Weather Datasets Project Team – The energy transition is shifting the impact of weather on grid planning and operations, from one where weather (chiefly temperature) plays a primary role in modulating peak load and its timing, to one where weather is instrumental in driving system risks across multiple interconnected dimensions. Impacts include: wind and solar generation, load shape and magnitude, storage charge/discharge, and drivers of traditional system outages. This task force seeks to convene a cross-disciplinary group of system engineers and atmospheric scientists to advance the application of weather data in power systems planning and operations.
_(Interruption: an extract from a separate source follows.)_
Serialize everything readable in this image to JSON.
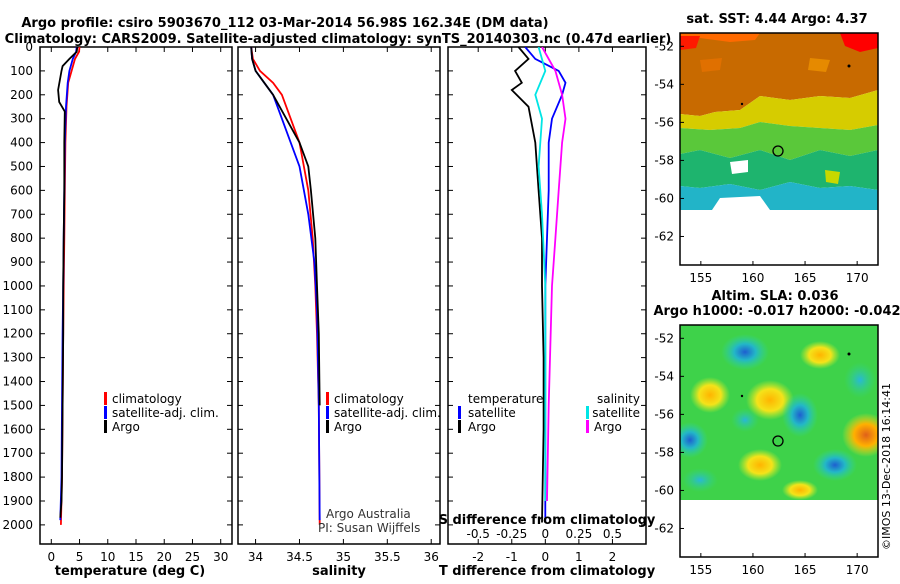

The focus will be on better use of existing weather inputs in resource adequacy analysis, including for capacity expansion and production cost modeling, and upon determining what is needed from a “next generation” dataset that will serve the needs of the sector throughout the energy transition.

Our main objectives are:

To establish best practices for using currently available weather data which typically imperfect and not applied in scientifically defensible ways.
Developing a detailed description of what is needed from a national power systems weather database in a format that can be translated into a request to DOE, FERC, or other entity for funding.
To provide recommendations on how high-impact, low-probability (HILP) events are likely to evolve and what planning should be done to prepare for such events.
To consider to what extent power systems modeling should endogenously simulate weather impacts with concurrent weather timeseries data, versus the current generally approach of managing weather impacts exogenously using typical or specific weather scenarios.

Project Team Lead: Justin Sharp, Sharply Focused